C Close to the largest number that can be exponentiated
REAL expmax
C JJV changed this - 89 was too high, and LOG(1.0E38) = 87.49823
PARAMETER (expmax=87.49823)
Note in the above that there is nothing unusual about the REAL and PARAMETER statement.
But if I simply issue gfortran -c /liboctave/ranlib/genbet.f, I get the error
of an internal compiler error. I realize that perhaps I need to use an earlier compiler flags such as F77 or some such. Just curious if anyone has seen this?

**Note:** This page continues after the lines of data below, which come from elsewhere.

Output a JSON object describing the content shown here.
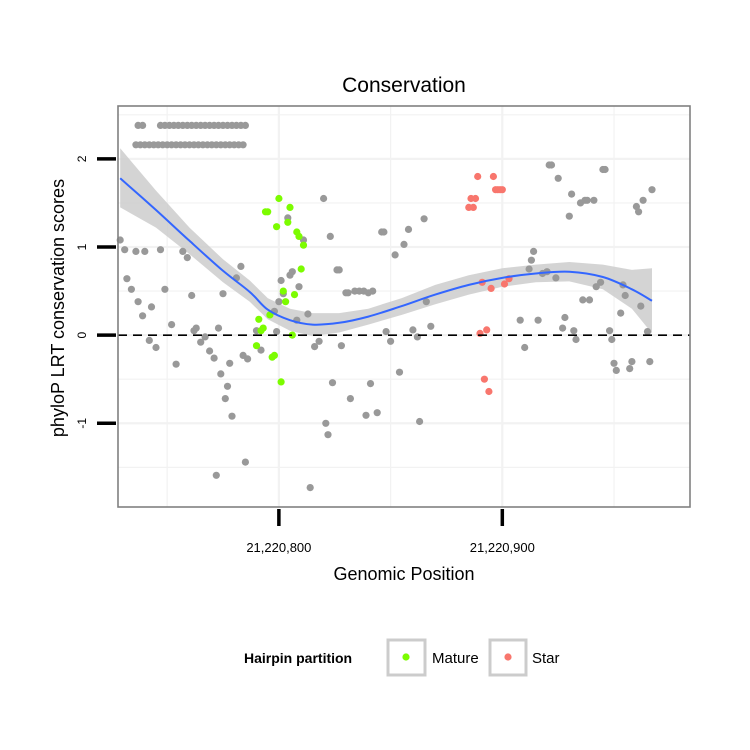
{
  "chart_data": {
    "type": "scatter",
    "title": "Conservation",
    "xlabel": "Genomic Position",
    "ylabel": "phyloP LRT conservation scores",
    "xlim": [
      21220728,
      21220984
    ],
    "ylim": [
      -1.95,
      2.6
    ],
    "x_ticks": [
      21220800,
      21220900
    ],
    "x_tick_labels": [
      "21,220,800",
      "21,220,900"
    ],
    "y_ticks": [
      -1,
      0,
      1,
      2
    ],
    "y_tick_labels": [
      "-1",
      "0",
      "1",
      "2"
    ],
    "grid": true,
    "reference_line": {
      "y": 0,
      "style": "dashed"
    },
    "legend": {
      "title": "Hairpin partition",
      "position": "bottom",
      "entries": [
        {
          "name": "Mature",
          "color": "#7cfc00"
        },
        {
          "name": "Star",
          "color": "#f8766d"
        }
      ]
    },
    "colors": {
      "other": "#999999",
      "smooth_line": "#3366ff",
      "ribbon": "#cccccc",
      "panel_border": "#808080"
    },
    "series": [
      {
        "name": "",
        "color": "#999999",
        "points": [
          [
            21220737,
            2.38
          ],
          [
            21220739,
            2.38
          ],
          [
            21220747,
            2.38
          ],
          [
            21220749,
            2.38
          ],
          [
            21220751,
            2.38
          ],
          [
            21220753,
            2.38
          ],
          [
            21220755,
            2.38
          ],
          [
            21220757,
            2.38
          ],
          [
            21220759,
            2.38
          ],
          [
            21220761,
            2.38
          ],
          [
            21220763,
            2.38
          ],
          [
            21220765,
            2.38
          ],
          [
            21220767,
            2.38
          ],
          [
            21220769,
            2.38
          ],
          [
            21220771,
            2.38
          ],
          [
            21220773,
            2.38
          ],
          [
            21220775,
            2.38
          ],
          [
            21220777,
            2.38
          ],
          [
            21220779,
            2.38
          ],
          [
            21220781,
            2.38
          ],
          [
            21220783,
            2.38
          ],
          [
            21220785,
            2.38
          ],
          [
            21220736,
            2.16
          ],
          [
            21220738,
            2.16
          ],
          [
            21220740,
            2.16
          ],
          [
            21220742,
            2.16
          ],
          [
            21220744,
            2.16
          ],
          [
            21220746,
            2.16
          ],
          [
            21220748,
            2.16
          ],
          [
            21220750,
            2.16
          ],
          [
            21220752,
            2.16
          ],
          [
            21220754,
            2.16
          ],
          [
            21220756,
            2.16
          ],
          [
            21220758,
            2.16
          ],
          [
            21220760,
            2.16
          ],
          [
            21220762,
            2.16
          ],
          [
            21220764,
            2.16
          ],
          [
            21220766,
            2.16
          ],
          [
            21220768,
            2.16
          ],
          [
            21220770,
            2.16
          ],
          [
            21220772,
            2.16
          ],
          [
            21220774,
            2.16
          ],
          [
            21220776,
            2.16
          ],
          [
            21220778,
            2.16
          ],
          [
            21220780,
            2.16
          ],
          [
            21220782,
            2.16
          ],
          [
            21220784,
            2.16
          ],
          [
            21220729,
            1.08
          ],
          [
            21220731,
            0.97
          ],
          [
            21220732,
            0.64
          ],
          [
            21220734,
            0.52
          ],
          [
            21220736,
            0.95
          ],
          [
            21220737,
            0.38
          ],
          [
            21220739,
            0.22
          ],
          [
            21220740,
            0.95
          ],
          [
            21220742,
            -0.06
          ],
          [
            21220743,
            0.32
          ],
          [
            21220745,
            -0.14
          ],
          [
            21220747,
            0.97
          ],
          [
            21220749,
            0.52
          ],
          [
            21220752,
            0.12
          ],
          [
            21220754,
            -0.33
          ],
          [
            21220757,
            0.95
          ],
          [
            21220759,
            0.88
          ],
          [
            21220761,
            0.45
          ],
          [
            21220762,
            0.05
          ],
          [
            21220763,
            0.08
          ],
          [
            21220765,
            -0.08
          ],
          [
            21220767,
            -0.02
          ],
          [
            21220769,
            -0.18
          ],
          [
            21220771,
            -0.26
          ],
          [
            21220773,
            0.08
          ],
          [
            21220774,
            -0.44
          ],
          [
            21220775,
            0.47
          ],
          [
            21220776,
            -0.72
          ],
          [
            21220777,
            -0.58
          ],
          [
            21220778,
            -0.32
          ],
          [
            21220779,
            -0.92
          ],
          [
            21220781,
            0.65
          ],
          [
            21220783,
            0.78
          ],
          [
            21220784,
            -0.23
          ],
          [
            21220785,
            -1.44
          ],
          [
            21220786,
            -0.27
          ],
          [
            21220772,
            -1.59
          ],
          [
            21220790,
            0.05
          ],
          [
            21220792,
            -0.17
          ],
          [
            21220798,
            0.27
          ],
          [
            21220799,
            0.04
          ],
          [
            21220800,
            0.38
          ],
          [
            21220801,
            0.62
          ],
          [
            21220802,
            0.47
          ],
          [
            21220804,
            1.33
          ],
          [
            21220805,
            0.68
          ],
          [
            21220806,
            0.72
          ],
          [
            21220808,
            0.17
          ],
          [
            21220809,
            0.55
          ],
          [
            21220811,
            1.08
          ],
          [
            21220813,
            0.24
          ],
          [
            21220814,
            -1.73
          ],
          [
            21220816,
            -0.13
          ],
          [
            21220818,
            -0.07
          ],
          [
            21220820,
            1.55
          ],
          [
            21220821,
            -1.0
          ],
          [
            21220822,
            -1.13
          ],
          [
            21220823,
            1.12
          ],
          [
            21220824,
            -0.54
          ],
          [
            21220826,
            0.74
          ],
          [
            21220827,
            0.74
          ],
          [
            21220828,
            -0.12
          ],
          [
            21220830,
            0.48
          ],
          [
            21220831,
            0.48
          ],
          [
            21220832,
            -0.72
          ],
          [
            21220834,
            0.5
          ],
          [
            21220836,
            0.5
          ],
          [
            21220838,
            0.5
          ],
          [
            21220839,
            -0.91
          ],
          [
            21220840,
            0.48
          ],
          [
            21220841,
            -0.55
          ],
          [
            21220842,
            0.5
          ],
          [
            21220844,
            -0.88
          ],
          [
            21220846,
            1.17
          ],
          [
            21220847,
            1.17
          ],
          [
            21220848,
            0.04
          ],
          [
            21220850,
            -0.07
          ],
          [
            21220852,
            0.91
          ],
          [
            21220854,
            -0.42
          ],
          [
            21220856,
            1.03
          ],
          [
            21220858,
            1.2
          ],
          [
            21220860,
            0.06
          ],
          [
            21220862,
            -0.02
          ],
          [
            21220863,
            -0.98
          ],
          [
            21220865,
            1.32
          ],
          [
            21220866,
            0.38
          ],
          [
            21220868,
            0.1
          ],
          [
            21220908,
            0.17
          ],
          [
            21220910,
            -0.14
          ],
          [
            21220912,
            0.75
          ],
          [
            21220913,
            0.85
          ],
          [
            21220914,
            0.95
          ],
          [
            21220916,
            0.17
          ],
          [
            21220918,
            0.7
          ],
          [
            21220920,
            0.72
          ],
          [
            21220921,
            1.93
          ],
          [
            21220922,
            1.93
          ],
          [
            21220924,
            0.65
          ],
          [
            21220925,
            1.78
          ],
          [
            21220927,
            0.08
          ],
          [
            21220928,
            0.2
          ],
          [
            21220930,
            1.35
          ],
          [
            21220931,
            1.6
          ],
          [
            21220932,
            0.05
          ],
          [
            21220933,
            -0.05
          ],
          [
            21220935,
            1.5
          ],
          [
            21220936,
            0.4
          ],
          [
            21220937,
            1.53
          ],
          [
            21220938,
            1.53
          ],
          [
            21220939,
            0.4
          ],
          [
            21220941,
            1.53
          ],
          [
            21220942,
            0.55
          ],
          [
            21220944,
            0.6
          ],
          [
            21220945,
            1.88
          ],
          [
            21220946,
            1.88
          ],
          [
            21220948,
            0.05
          ],
          [
            21220949,
            -0.05
          ],
          [
            21220950,
            -0.32
          ],
          [
            21220951,
            -0.4
          ],
          [
            21220953,
            0.25
          ],
          [
            21220954,
            0.57
          ],
          [
            21220955,
            0.45
          ],
          [
            21220957,
            -0.38
          ],
          [
            21220958,
            -0.3
          ],
          [
            21220960,
            1.46
          ],
          [
            21220961,
            1.4
          ],
          [
            21220962,
            0.33
          ],
          [
            21220963,
            1.53
          ],
          [
            21220965,
            0.04
          ],
          [
            21220966,
            -0.3
          ],
          [
            21220967,
            1.65
          ]
        ]
      },
      {
        "name": "Mature",
        "color": "#7cfc00",
        "points": [
          [
            21220790,
            -0.12
          ],
          [
            21220791,
            0.18
          ],
          [
            21220792,
            0.05
          ],
          [
            21220793,
            0.08
          ],
          [
            21220794,
            1.4
          ],
          [
            21220795,
            1.4
          ],
          [
            21220796,
            0.23
          ],
          [
            21220797,
            -0.25
          ],
          [
            21220798,
            -0.23
          ],
          [
            21220799,
            1.23
          ],
          [
            21220800,
            1.55
          ],
          [
            21220801,
            -0.53
          ],
          [
            21220802,
            0.5
          ],
          [
            21220803,
            0.38
          ],
          [
            21220804,
            1.28
          ],
          [
            21220805,
            1.45
          ],
          [
            21220806,
            0.0
          ],
          [
            21220807,
            0.46
          ],
          [
            21220808,
            1.17
          ],
          [
            21220809,
            1.12
          ],
          [
            21220810,
            0.75
          ],
          [
            21220811,
            1.02
          ]
        ]
      },
      {
        "name": "Star",
        "color": "#f8766d",
        "points": [
          [
            21220885,
            1.45
          ],
          [
            21220886,
            1.55
          ],
          [
            21220887,
            1.45
          ],
          [
            21220888,
            1.55
          ],
          [
            21220889,
            1.8
          ],
          [
            21220890,
            0.02
          ],
          [
            21220891,
            0.6
          ],
          [
            21220892,
            -0.5
          ],
          [
            21220893,
            0.06
          ],
          [
            21220894,
            -0.64
          ],
          [
            21220895,
            0.53
          ],
          [
            21220896,
            1.8
          ],
          [
            21220897,
            1.65
          ],
          [
            21220898,
            1.65
          ],
          [
            21220899,
            1.65
          ],
          [
            21220900,
            1.65
          ],
          [
            21220901,
            0.58
          ],
          [
            21220903,
            0.64
          ]
        ]
      }
    ],
    "smooth": {
      "x": [
        21220729,
        21220745,
        21220760,
        21220775,
        21220787,
        21220795,
        21220805,
        21220815,
        21220827,
        21220840,
        21220855,
        21220870,
        21220885,
        21220900,
        21220915,
        21220930,
        21220945,
        21220958,
        21220967
      ],
      "y": [
        1.78,
        1.42,
        1.07,
        0.73,
        0.49,
        0.29,
        0.17,
        0.12,
        0.14,
        0.21,
        0.33,
        0.46,
        0.57,
        0.65,
        0.7,
        0.72,
        0.66,
        0.52,
        0.39
      ],
      "lower": [
        1.45,
        1.22,
        0.92,
        0.6,
        0.38,
        0.18,
        0.05,
        -0.01,
        0.03,
        0.12,
        0.23,
        0.35,
        0.46,
        0.55,
        0.6,
        0.61,
        0.52,
        0.3,
        0.02
      ],
      "upper": [
        2.12,
        1.64,
        1.22,
        0.86,
        0.62,
        0.42,
        0.3,
        0.25,
        0.25,
        0.3,
        0.42,
        0.57,
        0.68,
        0.76,
        0.8,
        0.83,
        0.8,
        0.74,
        0.76
      ]
    }
  }
}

The other files in that directory will all compile fine - it's just this one file - due to the fact that it's the only file that uses REAL constants. I could probably change it as a quick kluge - I just would like to resolve this issue more gracefully (not as a kluge).
Thanks.
I think it might be a problem with GNU's gmp library - multiprecision arithmetic. I can define a constant 87.0, but NOT 87.1, eg.. I guess I need to get the source for gmp and rebuild it (hopefully with the bug fixed). I don't know.
I'm using version gmp 5.1.3 (not that latest) but not old either. Well, it's 2013. My compiler is 4.8.3 I believe (my GNU gcc compiler/gfortran environment). Perhaps I can mix in a newer version of gmp? Like version 6 or something?
I've downloaded versions 6.1.0 and 6.1.2 source code so I'll build it in a couple days when I get time.